JANETTE EN CROISADE

Janette Bertrand en veut aux religions, à toutes les religions, à commencer par la religion catholique.(Voir LE SOLEIL, 11 mars 2014).  Certaines revendications qu’elle formule sont fondées. Elle voudrait par exemple que les femmes aient accès au sacerdoce. Je suis heureux d’apprendre que cette question, spécifiquement ecclésiale, l’intéresse. Tout comme elle préoccupe des milliers de chrétiens, les uns étant favorables à l’idée, les autres non. Mais l’Église évolue. Attendons la suite.

Autre débat : il fut  un temps où des théologiens affirmaient que le droit de vote était une prérogative des hommes. Ainsi pensaient le Cardinal Villeneuve et de nombreuses personnalités religieuses et politiques de son époque. En revanche,  devant le risque que les communistes prennent le pouvoir en Italie, Pie XII mobilisa l’électorat féminin. Il enjoignit même aux religieuses cloitrées de sortir de leur couvent et d’aller voter. Le vote féminin, encouragé par le pape, sauva l’Italie de la menace communiste.

Égalité homme-femme, droit de vote universel, droit à l’éducation pour tous,  équité salariale : des valeurs dont la Doctrine sociale de l’Église fait la promotion . Auxquelles s’ajoutent  d’innombrable réalisations   en éducation, en santé, en services sociaux et dont les femmes bénéficient à l’égal des hommes . Bénéficiaires mais  aussi , en maints cas, initiatrices et chefs de file. Ce n’est pas un mauvais bilan pour une religion de présumés phallocrates.

1 pensée sur “JANETTE EN CROISADE”

  1. Les prescriptions millénaires qui ont repoussé la femme dans les rôles les plus ingrats, les plus inférieurs, les plus soumis, découlent d’abord de normes culturelles (si l’on peut appeler ainsi les habitudes de vies prévalant en ces époques lointaines). Quand on vivait au désert, à dos de chameau, à la recherche de nourriture, de points d’eau et de territoires, et que toute la Loi était exprimée par les chefs de tribus, les femmes devaient subir et accepter leur place de génitrice, de cuisinière et de femmes d’entretien.

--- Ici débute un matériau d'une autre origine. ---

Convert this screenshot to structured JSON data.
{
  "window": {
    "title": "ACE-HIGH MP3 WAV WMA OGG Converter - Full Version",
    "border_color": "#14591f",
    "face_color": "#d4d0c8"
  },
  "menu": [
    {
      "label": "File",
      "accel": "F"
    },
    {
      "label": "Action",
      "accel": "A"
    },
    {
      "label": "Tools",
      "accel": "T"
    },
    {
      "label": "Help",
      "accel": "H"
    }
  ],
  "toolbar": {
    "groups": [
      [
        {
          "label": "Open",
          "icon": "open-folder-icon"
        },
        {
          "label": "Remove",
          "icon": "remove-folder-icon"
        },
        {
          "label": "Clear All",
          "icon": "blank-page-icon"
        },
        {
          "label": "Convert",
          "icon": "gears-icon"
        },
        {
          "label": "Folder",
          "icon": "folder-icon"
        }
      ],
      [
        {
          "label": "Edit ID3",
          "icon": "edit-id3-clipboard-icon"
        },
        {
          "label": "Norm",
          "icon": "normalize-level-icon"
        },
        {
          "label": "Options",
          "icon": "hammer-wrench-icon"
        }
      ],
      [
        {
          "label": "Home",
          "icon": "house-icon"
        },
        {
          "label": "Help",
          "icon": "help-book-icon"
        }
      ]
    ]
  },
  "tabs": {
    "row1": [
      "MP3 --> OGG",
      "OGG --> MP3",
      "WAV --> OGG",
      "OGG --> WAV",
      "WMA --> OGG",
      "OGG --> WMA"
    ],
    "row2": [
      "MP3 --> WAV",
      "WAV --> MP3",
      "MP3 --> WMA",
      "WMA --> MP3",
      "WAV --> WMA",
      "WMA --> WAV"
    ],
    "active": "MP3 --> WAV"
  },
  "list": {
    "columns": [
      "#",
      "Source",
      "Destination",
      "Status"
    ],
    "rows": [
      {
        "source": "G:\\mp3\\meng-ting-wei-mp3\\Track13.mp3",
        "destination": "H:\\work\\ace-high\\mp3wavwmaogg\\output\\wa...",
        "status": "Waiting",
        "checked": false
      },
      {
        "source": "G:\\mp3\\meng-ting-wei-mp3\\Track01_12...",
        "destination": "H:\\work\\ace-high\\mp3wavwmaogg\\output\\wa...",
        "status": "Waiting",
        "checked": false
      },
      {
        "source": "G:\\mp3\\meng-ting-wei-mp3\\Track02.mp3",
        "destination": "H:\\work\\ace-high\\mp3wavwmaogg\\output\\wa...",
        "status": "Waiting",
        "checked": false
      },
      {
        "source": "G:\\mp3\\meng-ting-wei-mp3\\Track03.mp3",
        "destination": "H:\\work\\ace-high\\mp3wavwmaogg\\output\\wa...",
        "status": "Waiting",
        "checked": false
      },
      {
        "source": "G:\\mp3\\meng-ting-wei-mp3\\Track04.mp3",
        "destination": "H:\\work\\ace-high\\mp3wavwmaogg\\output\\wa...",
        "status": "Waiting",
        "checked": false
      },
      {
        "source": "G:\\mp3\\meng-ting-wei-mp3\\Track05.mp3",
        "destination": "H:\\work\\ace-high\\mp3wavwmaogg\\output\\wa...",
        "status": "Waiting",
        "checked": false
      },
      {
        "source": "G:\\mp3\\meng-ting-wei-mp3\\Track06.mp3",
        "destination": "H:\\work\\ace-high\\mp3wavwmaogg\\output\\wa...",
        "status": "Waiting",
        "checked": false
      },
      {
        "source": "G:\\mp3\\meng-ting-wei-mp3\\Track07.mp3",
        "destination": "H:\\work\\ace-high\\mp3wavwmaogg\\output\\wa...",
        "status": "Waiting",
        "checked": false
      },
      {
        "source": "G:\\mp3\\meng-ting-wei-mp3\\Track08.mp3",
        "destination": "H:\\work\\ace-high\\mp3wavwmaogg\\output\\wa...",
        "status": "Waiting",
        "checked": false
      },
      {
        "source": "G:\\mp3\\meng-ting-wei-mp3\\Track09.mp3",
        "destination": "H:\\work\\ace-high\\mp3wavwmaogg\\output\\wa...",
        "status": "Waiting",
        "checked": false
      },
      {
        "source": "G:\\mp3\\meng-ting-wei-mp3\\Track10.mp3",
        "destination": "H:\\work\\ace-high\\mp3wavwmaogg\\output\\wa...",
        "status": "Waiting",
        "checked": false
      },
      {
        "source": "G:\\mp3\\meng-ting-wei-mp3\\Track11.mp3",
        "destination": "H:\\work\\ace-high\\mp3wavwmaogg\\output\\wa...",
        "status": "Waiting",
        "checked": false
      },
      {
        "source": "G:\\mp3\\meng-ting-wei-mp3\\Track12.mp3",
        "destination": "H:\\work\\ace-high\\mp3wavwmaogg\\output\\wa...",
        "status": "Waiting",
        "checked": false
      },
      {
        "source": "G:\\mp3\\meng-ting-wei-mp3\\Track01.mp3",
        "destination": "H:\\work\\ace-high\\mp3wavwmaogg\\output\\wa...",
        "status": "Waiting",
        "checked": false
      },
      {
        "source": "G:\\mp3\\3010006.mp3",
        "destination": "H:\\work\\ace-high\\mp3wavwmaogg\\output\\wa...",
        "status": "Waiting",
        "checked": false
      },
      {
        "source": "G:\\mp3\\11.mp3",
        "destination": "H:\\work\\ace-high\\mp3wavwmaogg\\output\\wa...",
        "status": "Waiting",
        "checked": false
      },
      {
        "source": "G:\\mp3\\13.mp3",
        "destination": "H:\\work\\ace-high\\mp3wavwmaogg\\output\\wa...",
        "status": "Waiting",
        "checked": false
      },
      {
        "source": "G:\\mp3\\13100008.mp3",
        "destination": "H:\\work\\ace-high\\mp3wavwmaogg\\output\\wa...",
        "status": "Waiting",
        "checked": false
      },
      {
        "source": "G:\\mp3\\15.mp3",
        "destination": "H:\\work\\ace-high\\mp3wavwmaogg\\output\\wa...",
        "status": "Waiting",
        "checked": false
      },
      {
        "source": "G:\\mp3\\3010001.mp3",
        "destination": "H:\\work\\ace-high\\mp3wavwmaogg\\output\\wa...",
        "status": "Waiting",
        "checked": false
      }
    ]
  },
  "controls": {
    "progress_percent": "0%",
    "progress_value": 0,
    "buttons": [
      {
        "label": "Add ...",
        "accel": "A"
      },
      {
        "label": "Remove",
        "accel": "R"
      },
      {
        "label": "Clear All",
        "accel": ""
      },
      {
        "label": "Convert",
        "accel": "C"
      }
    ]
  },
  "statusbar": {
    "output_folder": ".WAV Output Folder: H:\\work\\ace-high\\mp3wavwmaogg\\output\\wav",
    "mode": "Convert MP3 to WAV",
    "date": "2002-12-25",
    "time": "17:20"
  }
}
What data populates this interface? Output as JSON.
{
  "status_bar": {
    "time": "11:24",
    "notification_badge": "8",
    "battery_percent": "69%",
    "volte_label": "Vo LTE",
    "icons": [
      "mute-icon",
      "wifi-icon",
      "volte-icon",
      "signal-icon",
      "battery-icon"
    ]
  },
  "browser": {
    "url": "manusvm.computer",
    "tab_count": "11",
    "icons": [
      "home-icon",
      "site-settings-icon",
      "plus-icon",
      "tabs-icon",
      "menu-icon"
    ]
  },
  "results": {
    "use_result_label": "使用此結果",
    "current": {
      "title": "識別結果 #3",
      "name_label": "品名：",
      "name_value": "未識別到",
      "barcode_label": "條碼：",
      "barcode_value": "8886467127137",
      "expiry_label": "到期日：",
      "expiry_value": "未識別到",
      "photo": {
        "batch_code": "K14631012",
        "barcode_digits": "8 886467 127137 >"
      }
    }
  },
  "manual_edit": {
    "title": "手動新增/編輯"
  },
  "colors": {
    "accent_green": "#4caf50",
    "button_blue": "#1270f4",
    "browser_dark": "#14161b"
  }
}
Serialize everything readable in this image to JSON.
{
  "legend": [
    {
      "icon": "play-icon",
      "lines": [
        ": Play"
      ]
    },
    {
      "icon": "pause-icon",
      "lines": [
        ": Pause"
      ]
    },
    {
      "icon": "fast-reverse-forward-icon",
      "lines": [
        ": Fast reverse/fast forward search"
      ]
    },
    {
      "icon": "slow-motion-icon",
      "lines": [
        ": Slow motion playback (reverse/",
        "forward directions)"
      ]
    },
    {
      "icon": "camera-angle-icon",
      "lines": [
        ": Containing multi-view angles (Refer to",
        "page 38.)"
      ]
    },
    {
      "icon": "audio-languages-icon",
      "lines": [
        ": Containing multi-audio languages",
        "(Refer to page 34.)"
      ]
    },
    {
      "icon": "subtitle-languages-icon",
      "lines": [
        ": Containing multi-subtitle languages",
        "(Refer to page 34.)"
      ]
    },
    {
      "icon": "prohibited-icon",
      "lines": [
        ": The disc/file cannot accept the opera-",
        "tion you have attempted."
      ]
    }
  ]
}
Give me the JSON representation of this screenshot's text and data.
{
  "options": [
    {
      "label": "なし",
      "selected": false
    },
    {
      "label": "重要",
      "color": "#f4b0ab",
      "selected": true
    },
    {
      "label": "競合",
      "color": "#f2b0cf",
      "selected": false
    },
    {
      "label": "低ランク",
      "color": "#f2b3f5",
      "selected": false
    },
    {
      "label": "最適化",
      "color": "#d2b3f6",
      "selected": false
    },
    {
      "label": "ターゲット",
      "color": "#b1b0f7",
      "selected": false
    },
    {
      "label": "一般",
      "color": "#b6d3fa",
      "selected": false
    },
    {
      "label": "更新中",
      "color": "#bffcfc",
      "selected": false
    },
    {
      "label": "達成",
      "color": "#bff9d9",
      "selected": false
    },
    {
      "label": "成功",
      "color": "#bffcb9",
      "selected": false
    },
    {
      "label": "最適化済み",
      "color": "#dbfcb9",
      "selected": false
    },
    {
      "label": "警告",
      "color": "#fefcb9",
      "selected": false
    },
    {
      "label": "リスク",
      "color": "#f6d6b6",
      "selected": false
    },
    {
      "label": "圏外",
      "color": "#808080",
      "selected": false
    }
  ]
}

    Les religions sémitiques (judaïsme et islam) se sont moulées sur les coutumes qui prévalaient à leur époque, et ont décrété que ces traditions humaines reflétaient la « volonté de Dieu », les chefs du peuple s’en proclamant les interprètes.

    Seul Jésus s’est démarqué d’un tel amalgame, reprochant aux clercs de son époque d’être davantage fidèles aux traditions qu’à Dieu.

    Depuis, la condition des femmes a évolué, comme bien d’autres aspects de nos sociétés.

    Les religions, pour leur part, n’ont suivi le mouvement qu’avec réticence, et ont plutôt eu tendance à rester figées dans les moules hérités des cultures anciennes qui avaient présidé à leur naissance. Les religions ont continué à chercher à imposer comme « venant de Dieu » des « lois » qui n’étaient en fait que des prescriptions traditionnelles sur la manière d’organiser leur société et de régler leurs vies, à leur époque. Ce modèle ne fonctionne plus aujourd’hui dans notre hémisphère, et c’est tant mieux.

    Le catholicisme n’est certainement pas la « pire » des religions, même à la lumière des critères de Janette Bertrand. Il a beaucoup évolué et continuera de le faire, comme vous le soulignez, même si, comme le déclarait le cardinal Carlo Maria Martini dans ses derniers entretiens, « l’Église a deux cents ans de retard ». C’est encore beaucoup moins que les deux autres religions monothéistes.